История про Кудыкину гору

Сегодня первый снег. Последняя неделя в году. Дождались, можно сказать. Но какой снег. Не тот, что мы любим. При +1. Мерзко, пакостно, еле дошел, чуть не сдох, голос сорвал пока кричал, что на улице, перезвоню, когда буду на месте. Нет, я не на месте. Ты дома, а я на улице. Дома +21, у меня от 0 до +3.

Но она не понимает.  Думает, что я шучу. Играю. Я же такой, игручий, по-другому не умею. Неправда! Умею. Только не всегда показываю. Но у нее на меня компромат, целый шкаф аргументов и фактов: ты же постоянно играешь. В смысле. В коромысле. Встал, значит лег. Взлетел, обозначает приземлился. Или постоянно рифмую все и вся. Привет. Скелет. Омлет. Табурет. Бред. Вечные рифмы и шутки.

Дурочка, дуреха! Я же не шучу, это просто я так люблю тебя. Люблю! Слышала про любовь? Но она не понимает. Или делает вид, что не понимает. Делает вид, что не понимает, что я ее люблю?


- Я еще про Кудыкину гору помню.

Ну, вот, вспомнила, задела за живое. Насыпала соль на рану. Она еще болит.

- Это ж было…

- Это было недавно, это было давно.

Она. Моя половина. Иногда три четверти, чаще восемь девятых.
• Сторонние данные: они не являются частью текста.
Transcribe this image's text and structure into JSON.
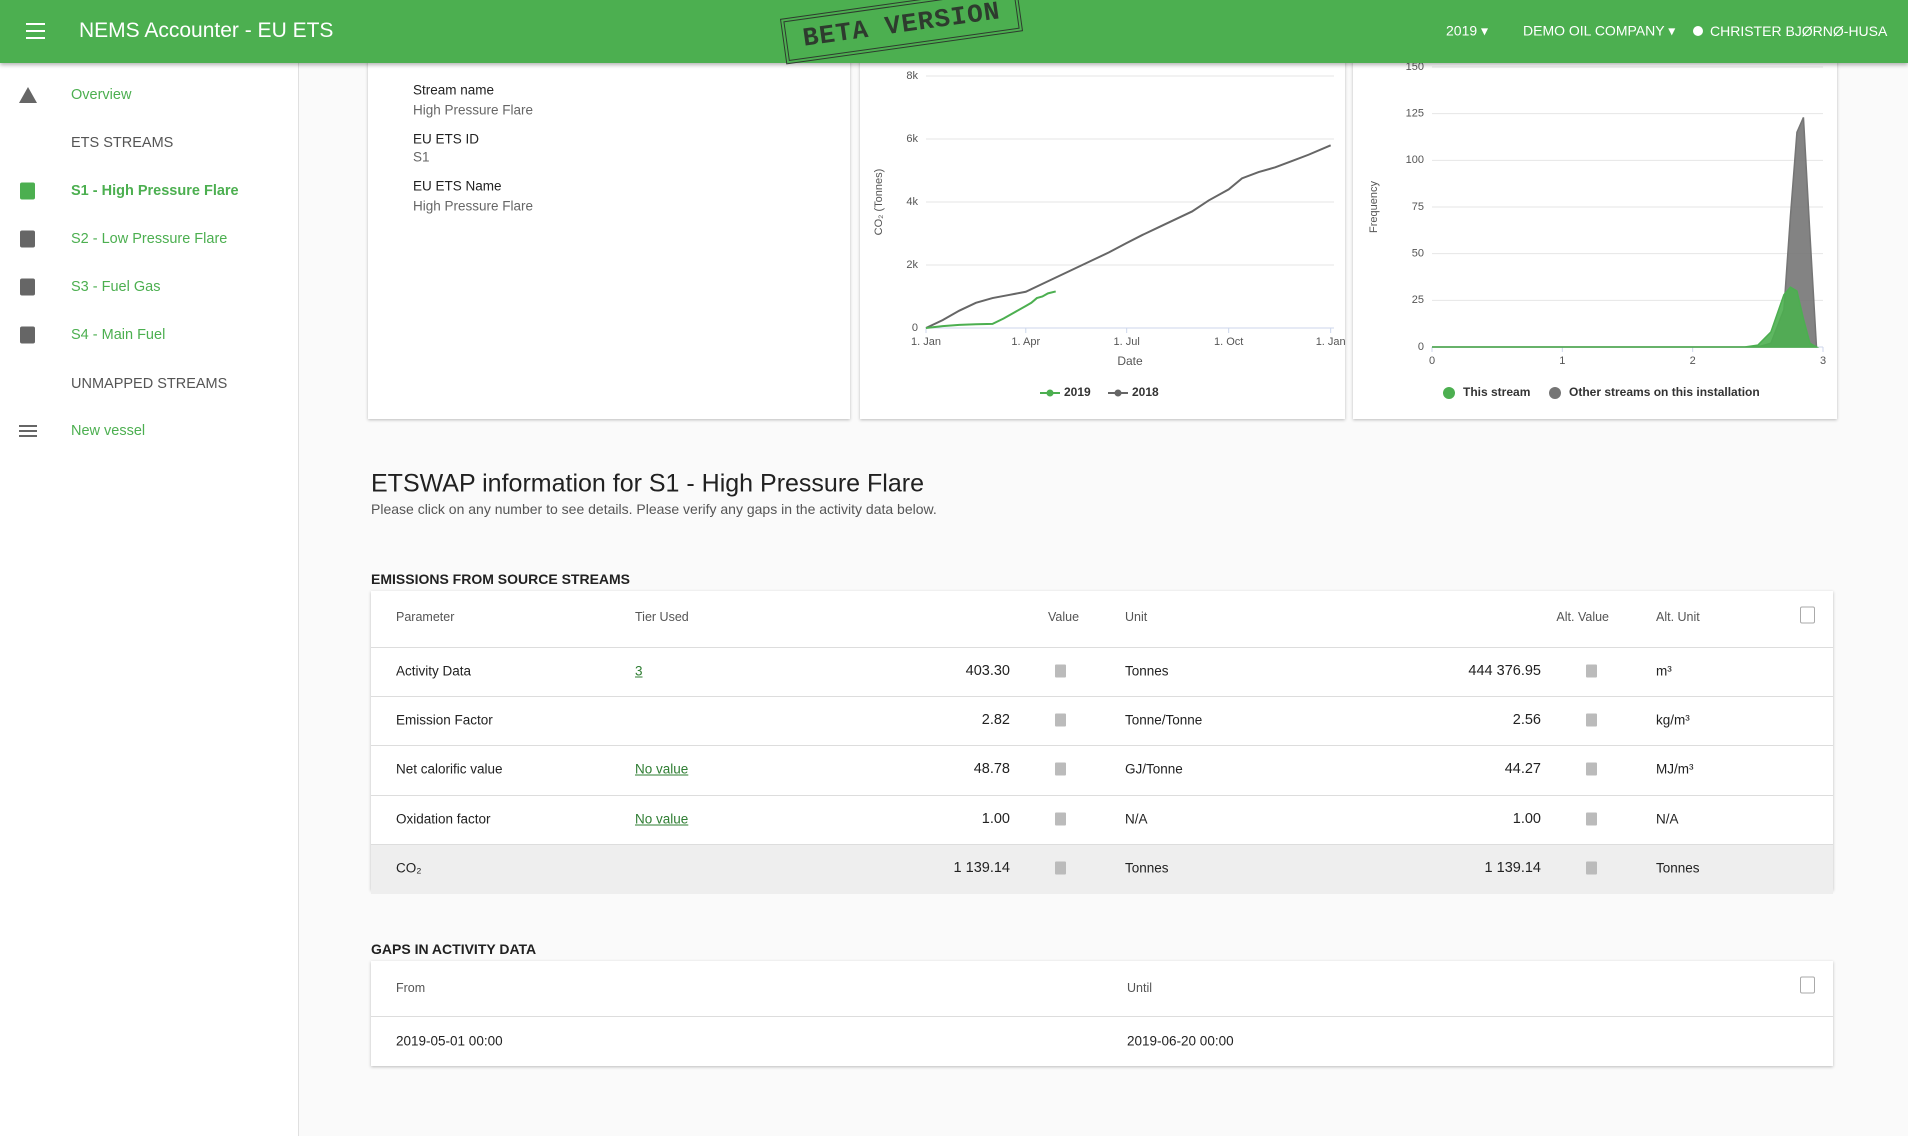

Не по медицинским показателям, где вес, рост, прикус, размер ноги, а по моральным, куда входят перетягивание   одеяла, перебивание собеседника, много других пере-, а еще уважение, терпение и прочее, что когда-то написали в Евангелие. 

В гостинице под Липецком, куда мы приехали на Кудыкину гору, я исчез. Кудыкина гора – место, где змей горыныч извергает пламя, потрясающие виды, где атмосфера, аутентичные отели и конечно, воздух. Такой немосковский. Я не сильно вдавался в программу, полностью положившись на друзей, поехали мы с женатиками, Патрисией и Ленькой, которые на второй день переругались так, что оставили нас доживать оставшиеся дни, предоставив нам выбор как добираться обратно. Пешком, автостопом, на мулле. Сказать, как мы были счастливы, достойно целого мюзикла. Я, пожалуй, продолжу историю, а то текст придется замарывать через слово.    
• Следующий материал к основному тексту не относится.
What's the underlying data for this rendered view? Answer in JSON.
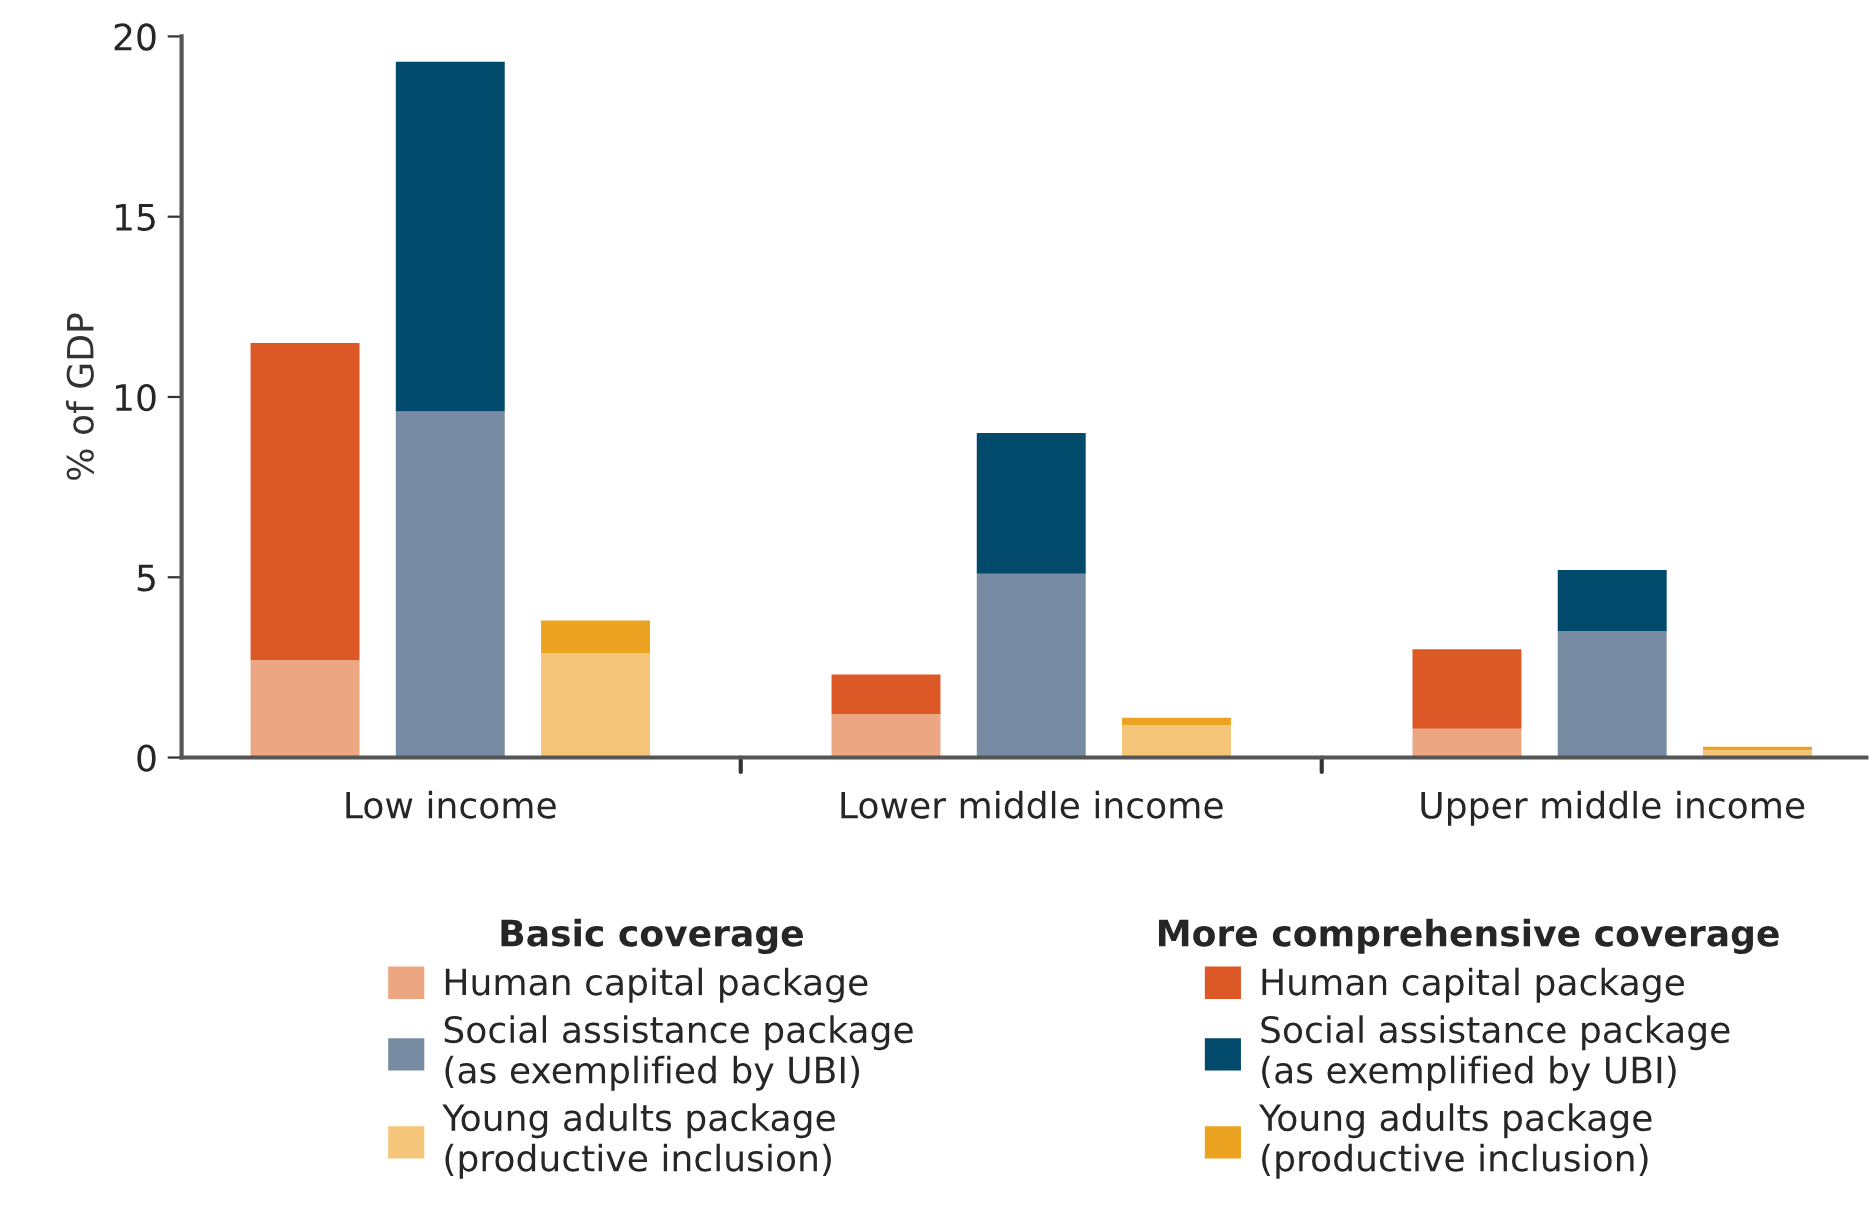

Ситуация не из приятных: друзья кинули, настроение паршивое, гора не радует. Мы же не дети, чтобы фонтанировать от восторга. Уже не дети, и еще не взрослые, чтобы принять взвешенное решение и найти баланс. Смотрю, киснет моя барышня. Хандрит не по детски. И так смотрит на меня, точнее посматривает: «Ну, что дальше?»

А я же мужчина, рыцарь. Не перевелись богатыри на земле, по которой мы ходим. Захотел сделать ей сюрприз, найти ей банальных кофе с круассаном. Или какой хрустящий тост. Или цветок с вершины горы. Про последнее я только подумал и точка. Капучино и вкусная булка какая-нибудь. Все! И главное, пока она спит.

Но то ли в тот день был какой-то праздник, что утром весь персонал был не в форме и не вышел меня приветствовать, то ли еще какой Армагеддон. На ресепшне стояла сонная 18-летняя девушка и стирала мицеллярной водой макияж. Ресторан «Батяня» решил открыть свои двери только в 12. Соседние заведения спопугайничали и тоже  были закрыты. Пришлось взять такси.

Запомнилось, что был сильный ветер. Первый сильный в том памятном году. Какой-то пустынный, когда все кружит такими вангоговскими змейками перед глазами. Может быть, тогда я увидел первые листья. И пыль, и песок, и какие-то обертки от шоколадок. Казалось, меня забрасывает всем, из чего состоит мир. Уже тогда было то, что препятствовало мне, но я не видел. Я смотрел вперед и видел семью, детей, разбросанные по углам игрушки и след помады на щеке.

Эти мысли помогают пройти пустыню.

Перед выходом я застыл.

Она лежала на атласной простыне, правая рука свисала, касаясь пола, левая затаилась под одеялом с нереально огромными цветами. На полу стоял стакан с остатками сладкого сока и рядом лежал телефон, на котором было два пропущенных с неизвестного номера. Хорошо, что аппарат был на беззвучном, и ничто не могло помешать ей лежать в неудобной позе.

- Милая, какая же ты когда спишь, - вырвалось у меня.

- Какая? – захотелось услышать мне.

- Нереальная, - все равно сказал я.

И не поверите, но она засопела. Захрапела, что значит по-женски. В позе альпиниста, эмбриона, эбриона-альпиниста, карабкающегося по утробе.
Я сказал это вслух? Если друг оказался вдруг… и не друг, и не враг, а вслух.

- Тссс!

Облизала губы и дальше. Спать, покорять горы, что-то там покорять.
Я фотографирую и откладываю в долговременную память, чтобы где-нибудь на перепутье вспомнить и улыбнуться. Пусть смотрят как на психа. Потому что я такой. Влюбленный псих. Меня не пугает, что про меня будут так думать. Тем более, если это не лишено смысла. А кто еще встанет в такую рань, чтобы найти завтрак для своей любви? Напрашивается, слово романтик или настоящий джентльмен. Но сейчас в наше время их обычно называют придурками и задротами.

И еще таксист тому подтверждение. Смотрит на меня как китайскую копию «Давида» Микеланджело. Мол, ну хватит уже.    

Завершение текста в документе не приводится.